The book also casts Mike Donilon as the prime villain, a point I want to return to.
But one part of the book is really not like the others. Michael Bennet recounts seeing Biden flub the name of Homeland Security Secretary Mayorkas at an immigration debate, and he reflects that maybe Biden’s age explains why the administration’s actual immigration policy is so muddled and murky. Bennet decides that the problem is that the Democratic Party is in a state of disagreement about what to do here, and that without a full-time president, there just isn’t a clear choice or direction. This sounds plausible to me, and I’ve heard other members of Congress offer similar speculation.

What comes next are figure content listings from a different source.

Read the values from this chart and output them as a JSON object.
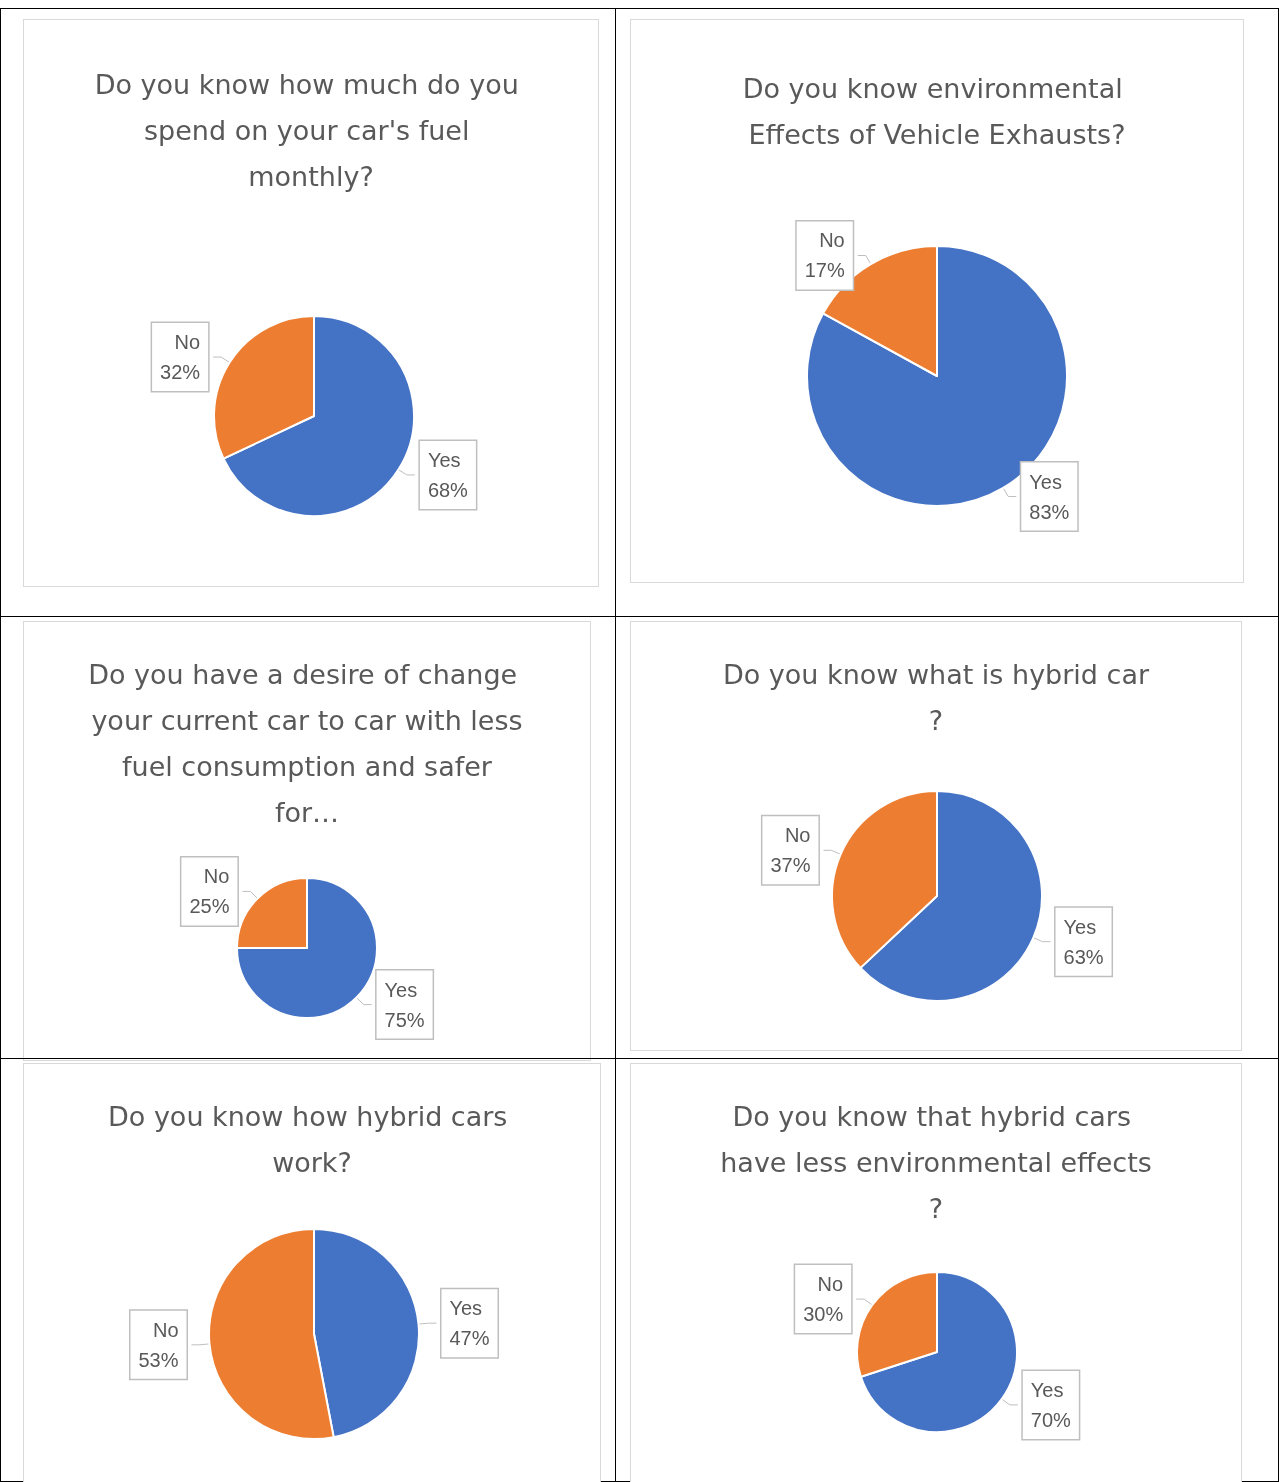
{
  "chart_data": [
    {
      "type": "pie",
      "title": "Do you know how much do you spend on your car's fuel monthly?",
      "categories": [
        "Yes",
        "No"
      ],
      "values": [
        68,
        32
      ],
      "colors": [
        "#4472c4",
        "#ed7d31"
      ],
      "value_labels": [
        "68%",
        "32%"
      ]
    },
    {
      "type": "pie",
      "title": "Do you know environmental Effects of Vehicle Exhausts?",
      "categories": [
        "Yes",
        "No"
      ],
      "values": [
        83,
        17
      ],
      "colors": [
        "#4472c4",
        "#ed7d31"
      ],
      "value_labels": [
        "83%",
        "17%"
      ]
    },
    {
      "type": "pie",
      "title": "Do you have a desire of change your current car to car with less fuel consumption and safer for…",
      "categories": [
        "Yes",
        "No"
      ],
      "values": [
        75,
        25
      ],
      "colors": [
        "#4472c4",
        "#ed7d31"
      ],
      "value_labels": [
        "75%",
        "25%"
      ]
    },
    {
      "type": "pie",
      "title": "Do you know what is hybrid car?",
      "categories": [
        "Yes",
        "No"
      ],
      "values": [
        63,
        37
      ],
      "colors": [
        "#4472c4",
        "#ed7d31"
      ],
      "value_labels": [
        "63%",
        "37%"
      ]
    },
    {
      "type": "pie",
      "title": "Do you know how hybrid cars work?",
      "categories": [
        "Yes",
        "No"
      ],
      "values": [
        47,
        53
      ],
      "colors": [
        "#4472c4",
        "#ed7d31"
      ],
      "value_labels": [
        "47%",
        "53%"
      ]
    },
    {
      "type": "pie",
      "title": "Do you know that hybrid cars have less environmental effects?",
      "categories": [
        "Yes",
        "No"
      ],
      "values": [
        70,
        30
      ],
      "colors": [
        "#4472c4",
        "#ed7d31"
      ],
      "value_labels": [
        "70%",
        "30%"
      ]
    }
  ]
}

Critically, though, Bennet by his own admission is just spitballing. And the book does not answer the question of whether Bennet is right. You can tell in Tapper’s interview with Ezra Klein that Tapper thinks Bennet is right. I also think Bennet is right. People ask me sometimes what I think about things, and that is what I think. But I don’t really know, and I can’t prove it. Not just because I haven’t reported out an original scoop (I don’t do much of that), but because nobody has.
And that is the central enigma of the Biden administration: What was going on as they made policy decisions? The Bush, Obama, and First Trump administrations all generated plentiful tick-tock reporting on what happened at various key moments. With Biden, we never really got that. And there’s so much we still don’t know.
“The Politburo”
Tapper and Thompson describe decisions in the Biden White House as dominated by a small group of senior advisors — Donilon, Steve Ricchetti, Ron Klain, Bruce Reed, and Anthony Bernal (Jill Biden’s chief of staff) — that they dub The Politburo. Or, rather, they say that this inner circle group was called The Politburo inside the administration. This may be true, though I always heard it described as “the inner circle,” and sometimes Anita Dunn and/or Annie Tomasini were also regarded as members of the inner circle.
Regardless, the thing that even in retrospect I find puzzling is that with the exception of Bernal, who many people dislike, these are pretty seasoned Democratic Party operatives.
And they are very decidedly from the moderate wing of the party.